Let’s again translate that into cold, hard cash (with similar caveats about spot prices). The value of 2020 coal and gas imports from Russia to Europe was €11.6 billion. That annual Russian income of €11.6 billion is lost within three years in this scenario. Combined with €25 billion per year (and increasing) for oil, how many tanks will Russia be able to afford without that money?

An independent, low carbon future

In this series I’ve laid out a European model of energy independence (and incidental decarbonisation) that relies on changing supply lines in the immediate term; building renewable generation at record rates; and introducing efficiencies through electrification and relatively easy behavioural change.

The model assumes that the consumer is fully in control of this relationship. But the supplier really has all the power. If the Kremlin decides to turn off the tap there will be an immediate and deep shock to the system that will require commensurate behavioural change. Faced with an inability to heat a good proportion of apartments in Europe, cohabitation might be a decent emergency measure. If you have elderly parents and a spare room, don’t let them get pneumonia, have them live with you—and if you or they can still afford their rent, pay at least some of it so Europe’s landlords don’t all go bankrupt. Conversely, if you have university-age children, get them back home. Companies that fared well with remote work, keep that going (and again, maybe pay those landlords). Crypto bros: just stop it. In any case, that’s a broad conversation for another time. If it comes to that we’ll react, and I’ll write another analysis.

The good news is how quickly this toy model removes the requirement for Russian imports. It’s all achievable this decade. And the positive effects to the environment will be astonishing. You don’t have to care about renewables to appreciate the clean air and water (and self-sufficiency).

The impact on Russia

This whole project has been about taking away 40% of Russia’s GDP and defund the war machine. The opposition of at least some Russian people to this war is exemplified by the thousands who took to the streets knowing they would be arrested… and then who knows what. While their country’s first foray into democracy didn’t work out, I hope they make their way out of these hard times by keeping up pressure on their regime.
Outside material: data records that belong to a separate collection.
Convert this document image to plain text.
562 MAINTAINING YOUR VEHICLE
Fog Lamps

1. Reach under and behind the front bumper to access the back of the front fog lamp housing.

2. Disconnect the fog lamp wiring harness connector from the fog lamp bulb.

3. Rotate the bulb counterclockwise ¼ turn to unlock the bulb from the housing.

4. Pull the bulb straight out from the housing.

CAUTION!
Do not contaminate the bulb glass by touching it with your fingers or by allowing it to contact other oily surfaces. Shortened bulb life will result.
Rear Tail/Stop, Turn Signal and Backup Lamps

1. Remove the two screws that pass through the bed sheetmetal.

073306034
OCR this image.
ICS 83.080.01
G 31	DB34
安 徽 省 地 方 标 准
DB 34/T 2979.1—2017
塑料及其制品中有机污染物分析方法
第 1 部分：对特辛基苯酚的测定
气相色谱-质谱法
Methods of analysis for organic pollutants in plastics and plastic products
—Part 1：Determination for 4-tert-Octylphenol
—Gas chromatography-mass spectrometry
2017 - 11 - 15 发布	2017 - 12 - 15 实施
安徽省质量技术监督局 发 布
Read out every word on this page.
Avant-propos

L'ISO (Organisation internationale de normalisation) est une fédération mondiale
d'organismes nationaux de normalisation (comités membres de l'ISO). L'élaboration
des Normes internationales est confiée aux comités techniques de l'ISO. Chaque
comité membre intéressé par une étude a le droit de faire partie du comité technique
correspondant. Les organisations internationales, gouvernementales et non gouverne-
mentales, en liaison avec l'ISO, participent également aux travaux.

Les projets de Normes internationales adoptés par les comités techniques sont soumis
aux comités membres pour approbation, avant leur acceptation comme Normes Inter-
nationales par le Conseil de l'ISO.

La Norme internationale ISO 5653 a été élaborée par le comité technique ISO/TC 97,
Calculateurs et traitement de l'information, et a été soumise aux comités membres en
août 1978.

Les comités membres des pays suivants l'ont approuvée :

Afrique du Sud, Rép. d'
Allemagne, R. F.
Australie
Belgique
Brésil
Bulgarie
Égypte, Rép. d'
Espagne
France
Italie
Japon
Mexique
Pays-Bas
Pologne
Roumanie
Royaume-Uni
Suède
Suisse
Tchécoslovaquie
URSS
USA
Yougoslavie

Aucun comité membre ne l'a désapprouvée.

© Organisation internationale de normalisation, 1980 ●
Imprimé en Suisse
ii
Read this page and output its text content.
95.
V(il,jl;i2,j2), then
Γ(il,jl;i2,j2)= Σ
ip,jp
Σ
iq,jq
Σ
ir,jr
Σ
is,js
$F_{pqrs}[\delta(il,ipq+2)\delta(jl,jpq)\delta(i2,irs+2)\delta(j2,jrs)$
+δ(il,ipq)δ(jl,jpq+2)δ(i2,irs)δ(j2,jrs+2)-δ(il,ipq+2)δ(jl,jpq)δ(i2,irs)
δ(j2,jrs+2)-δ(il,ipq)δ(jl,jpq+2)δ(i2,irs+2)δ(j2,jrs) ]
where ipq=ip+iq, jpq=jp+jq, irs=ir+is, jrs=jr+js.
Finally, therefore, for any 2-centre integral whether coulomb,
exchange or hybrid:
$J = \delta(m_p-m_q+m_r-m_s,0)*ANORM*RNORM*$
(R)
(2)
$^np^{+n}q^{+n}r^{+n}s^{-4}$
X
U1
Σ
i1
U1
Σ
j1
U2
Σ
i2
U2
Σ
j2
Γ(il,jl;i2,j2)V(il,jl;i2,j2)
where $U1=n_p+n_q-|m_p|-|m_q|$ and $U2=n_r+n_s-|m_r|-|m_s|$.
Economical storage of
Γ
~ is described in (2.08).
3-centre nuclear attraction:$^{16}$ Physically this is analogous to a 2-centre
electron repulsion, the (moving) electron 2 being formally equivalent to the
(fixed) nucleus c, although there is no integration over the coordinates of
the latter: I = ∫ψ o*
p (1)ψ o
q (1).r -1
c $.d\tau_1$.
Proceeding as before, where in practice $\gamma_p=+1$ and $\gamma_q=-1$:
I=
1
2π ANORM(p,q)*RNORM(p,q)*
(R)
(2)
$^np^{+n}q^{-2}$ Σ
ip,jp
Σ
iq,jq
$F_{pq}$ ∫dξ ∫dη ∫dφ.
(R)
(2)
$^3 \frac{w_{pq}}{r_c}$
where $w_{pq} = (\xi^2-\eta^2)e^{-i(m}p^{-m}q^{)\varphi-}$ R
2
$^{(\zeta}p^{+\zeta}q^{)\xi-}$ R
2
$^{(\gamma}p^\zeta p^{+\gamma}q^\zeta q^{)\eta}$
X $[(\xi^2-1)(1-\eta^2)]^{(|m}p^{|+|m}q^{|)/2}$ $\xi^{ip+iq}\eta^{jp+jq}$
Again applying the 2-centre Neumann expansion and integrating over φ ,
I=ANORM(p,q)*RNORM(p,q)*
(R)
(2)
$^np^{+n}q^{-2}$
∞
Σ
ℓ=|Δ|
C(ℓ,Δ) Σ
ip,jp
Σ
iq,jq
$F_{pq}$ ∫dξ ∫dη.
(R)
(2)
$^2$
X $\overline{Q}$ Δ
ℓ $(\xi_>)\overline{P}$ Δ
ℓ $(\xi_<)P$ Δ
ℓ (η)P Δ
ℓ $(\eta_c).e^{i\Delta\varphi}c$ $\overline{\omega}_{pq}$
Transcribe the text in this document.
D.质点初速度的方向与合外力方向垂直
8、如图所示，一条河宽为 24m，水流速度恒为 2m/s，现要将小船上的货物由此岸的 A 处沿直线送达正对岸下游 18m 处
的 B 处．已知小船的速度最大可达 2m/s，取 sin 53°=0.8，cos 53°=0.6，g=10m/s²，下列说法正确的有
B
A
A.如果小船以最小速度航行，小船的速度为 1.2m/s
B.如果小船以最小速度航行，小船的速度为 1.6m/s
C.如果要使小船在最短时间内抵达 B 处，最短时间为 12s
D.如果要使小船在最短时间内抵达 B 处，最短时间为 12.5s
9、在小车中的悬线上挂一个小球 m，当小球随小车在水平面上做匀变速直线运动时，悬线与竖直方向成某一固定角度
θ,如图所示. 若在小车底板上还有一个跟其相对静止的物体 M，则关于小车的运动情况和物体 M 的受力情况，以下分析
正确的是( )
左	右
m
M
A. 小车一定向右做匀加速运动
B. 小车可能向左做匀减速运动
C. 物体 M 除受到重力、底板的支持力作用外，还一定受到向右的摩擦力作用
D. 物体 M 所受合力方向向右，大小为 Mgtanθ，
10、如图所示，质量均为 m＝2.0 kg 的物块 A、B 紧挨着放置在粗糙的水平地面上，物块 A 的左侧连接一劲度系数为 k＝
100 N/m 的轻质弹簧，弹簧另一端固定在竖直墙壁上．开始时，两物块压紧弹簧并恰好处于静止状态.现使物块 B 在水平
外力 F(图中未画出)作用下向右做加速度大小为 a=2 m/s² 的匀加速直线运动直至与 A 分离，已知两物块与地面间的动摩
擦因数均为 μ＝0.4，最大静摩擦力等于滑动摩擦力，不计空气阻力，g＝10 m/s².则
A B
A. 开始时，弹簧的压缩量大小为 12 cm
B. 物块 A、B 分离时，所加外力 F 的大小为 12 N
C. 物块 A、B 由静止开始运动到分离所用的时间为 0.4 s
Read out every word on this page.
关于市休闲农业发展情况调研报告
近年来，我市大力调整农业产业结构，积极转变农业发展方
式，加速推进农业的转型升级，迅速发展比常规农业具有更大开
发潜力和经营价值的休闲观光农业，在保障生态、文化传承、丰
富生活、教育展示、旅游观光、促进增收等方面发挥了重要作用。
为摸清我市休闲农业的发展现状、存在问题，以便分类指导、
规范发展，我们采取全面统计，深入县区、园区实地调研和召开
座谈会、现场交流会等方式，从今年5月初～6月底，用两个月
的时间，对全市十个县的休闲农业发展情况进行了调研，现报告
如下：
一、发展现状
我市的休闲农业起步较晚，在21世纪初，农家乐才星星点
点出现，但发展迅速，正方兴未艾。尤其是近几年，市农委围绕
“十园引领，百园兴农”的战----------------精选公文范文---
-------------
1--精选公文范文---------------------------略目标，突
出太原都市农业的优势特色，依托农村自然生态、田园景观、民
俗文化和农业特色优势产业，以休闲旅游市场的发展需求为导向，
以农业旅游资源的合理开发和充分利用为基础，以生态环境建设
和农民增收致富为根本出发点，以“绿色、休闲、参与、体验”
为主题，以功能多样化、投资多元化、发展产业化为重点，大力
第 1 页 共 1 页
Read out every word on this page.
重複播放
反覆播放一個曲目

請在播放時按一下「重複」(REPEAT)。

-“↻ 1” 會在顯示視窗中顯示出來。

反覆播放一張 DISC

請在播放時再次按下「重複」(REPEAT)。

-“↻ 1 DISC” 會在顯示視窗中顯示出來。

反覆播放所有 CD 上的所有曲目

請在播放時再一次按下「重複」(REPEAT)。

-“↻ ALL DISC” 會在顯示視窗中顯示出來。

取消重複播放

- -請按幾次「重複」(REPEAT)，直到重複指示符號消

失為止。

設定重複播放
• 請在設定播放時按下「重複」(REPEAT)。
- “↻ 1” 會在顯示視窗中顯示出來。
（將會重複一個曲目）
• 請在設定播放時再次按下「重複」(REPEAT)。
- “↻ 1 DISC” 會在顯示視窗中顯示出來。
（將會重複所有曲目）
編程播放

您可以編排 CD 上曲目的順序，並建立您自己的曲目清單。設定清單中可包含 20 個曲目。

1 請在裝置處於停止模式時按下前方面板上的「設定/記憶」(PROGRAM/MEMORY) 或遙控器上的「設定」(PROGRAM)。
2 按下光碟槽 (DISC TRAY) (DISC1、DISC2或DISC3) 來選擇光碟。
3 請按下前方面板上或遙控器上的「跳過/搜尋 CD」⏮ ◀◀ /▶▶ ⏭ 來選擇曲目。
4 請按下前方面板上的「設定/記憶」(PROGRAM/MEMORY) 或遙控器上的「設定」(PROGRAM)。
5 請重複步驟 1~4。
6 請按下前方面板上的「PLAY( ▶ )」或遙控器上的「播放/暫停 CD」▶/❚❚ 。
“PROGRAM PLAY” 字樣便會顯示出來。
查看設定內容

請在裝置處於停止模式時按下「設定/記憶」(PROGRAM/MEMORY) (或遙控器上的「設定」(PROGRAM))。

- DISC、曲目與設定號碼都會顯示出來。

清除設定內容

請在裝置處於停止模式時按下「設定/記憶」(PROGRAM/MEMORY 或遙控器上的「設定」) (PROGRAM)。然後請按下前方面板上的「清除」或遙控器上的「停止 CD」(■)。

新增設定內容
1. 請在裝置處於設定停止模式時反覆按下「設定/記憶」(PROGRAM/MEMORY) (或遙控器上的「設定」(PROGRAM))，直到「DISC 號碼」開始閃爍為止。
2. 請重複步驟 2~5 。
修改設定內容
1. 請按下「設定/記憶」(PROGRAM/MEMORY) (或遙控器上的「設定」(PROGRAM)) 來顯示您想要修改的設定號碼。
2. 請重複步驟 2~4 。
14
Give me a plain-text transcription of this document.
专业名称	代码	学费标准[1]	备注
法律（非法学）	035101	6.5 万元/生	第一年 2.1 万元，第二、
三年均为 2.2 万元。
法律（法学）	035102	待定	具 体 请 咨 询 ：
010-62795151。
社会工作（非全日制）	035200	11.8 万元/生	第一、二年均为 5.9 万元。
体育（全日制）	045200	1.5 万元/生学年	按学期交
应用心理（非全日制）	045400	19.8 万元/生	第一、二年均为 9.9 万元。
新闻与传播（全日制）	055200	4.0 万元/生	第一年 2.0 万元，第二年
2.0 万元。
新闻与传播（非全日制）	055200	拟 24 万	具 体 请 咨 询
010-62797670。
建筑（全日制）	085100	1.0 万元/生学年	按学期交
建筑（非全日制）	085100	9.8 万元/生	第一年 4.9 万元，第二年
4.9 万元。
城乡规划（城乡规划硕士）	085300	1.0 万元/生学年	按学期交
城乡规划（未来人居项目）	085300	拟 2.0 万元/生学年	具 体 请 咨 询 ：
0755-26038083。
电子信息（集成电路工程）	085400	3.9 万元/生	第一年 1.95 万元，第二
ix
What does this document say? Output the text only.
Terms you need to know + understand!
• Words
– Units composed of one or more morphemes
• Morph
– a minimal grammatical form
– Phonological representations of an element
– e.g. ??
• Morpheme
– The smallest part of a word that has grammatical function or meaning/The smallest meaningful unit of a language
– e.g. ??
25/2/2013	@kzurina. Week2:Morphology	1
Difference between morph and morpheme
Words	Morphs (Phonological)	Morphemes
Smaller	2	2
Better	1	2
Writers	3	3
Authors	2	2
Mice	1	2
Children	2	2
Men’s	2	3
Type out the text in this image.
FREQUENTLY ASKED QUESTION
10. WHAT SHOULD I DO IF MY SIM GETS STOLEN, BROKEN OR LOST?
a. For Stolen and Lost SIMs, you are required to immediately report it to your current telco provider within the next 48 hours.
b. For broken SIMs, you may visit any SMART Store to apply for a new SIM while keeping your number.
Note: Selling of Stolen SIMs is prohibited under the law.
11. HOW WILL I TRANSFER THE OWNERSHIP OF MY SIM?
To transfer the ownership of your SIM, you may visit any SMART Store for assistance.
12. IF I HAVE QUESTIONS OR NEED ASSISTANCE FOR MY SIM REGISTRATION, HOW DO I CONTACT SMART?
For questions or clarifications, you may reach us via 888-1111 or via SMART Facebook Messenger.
Tough choices for the future we seek

The risk to humanity of an escalation to a new World War including multiple nuclear powers is immeasurable. You might not like a resurgence of nuclear energy, but the risk of fallout from nuclear warfare is total ecosystem collapse.

I am heartened by the swift action we’ve seen in the past two weeks. I’ve been very surprised to see leaders take charge—rather than polls and election feelers—and confront this monstrous invasion head on. Let’s see this through; energy independence is crucial to restore peace. Once we’ve got that in the bag, we can resume our work to make the world better—and all the carbon saved in the process will take us closer to that goal.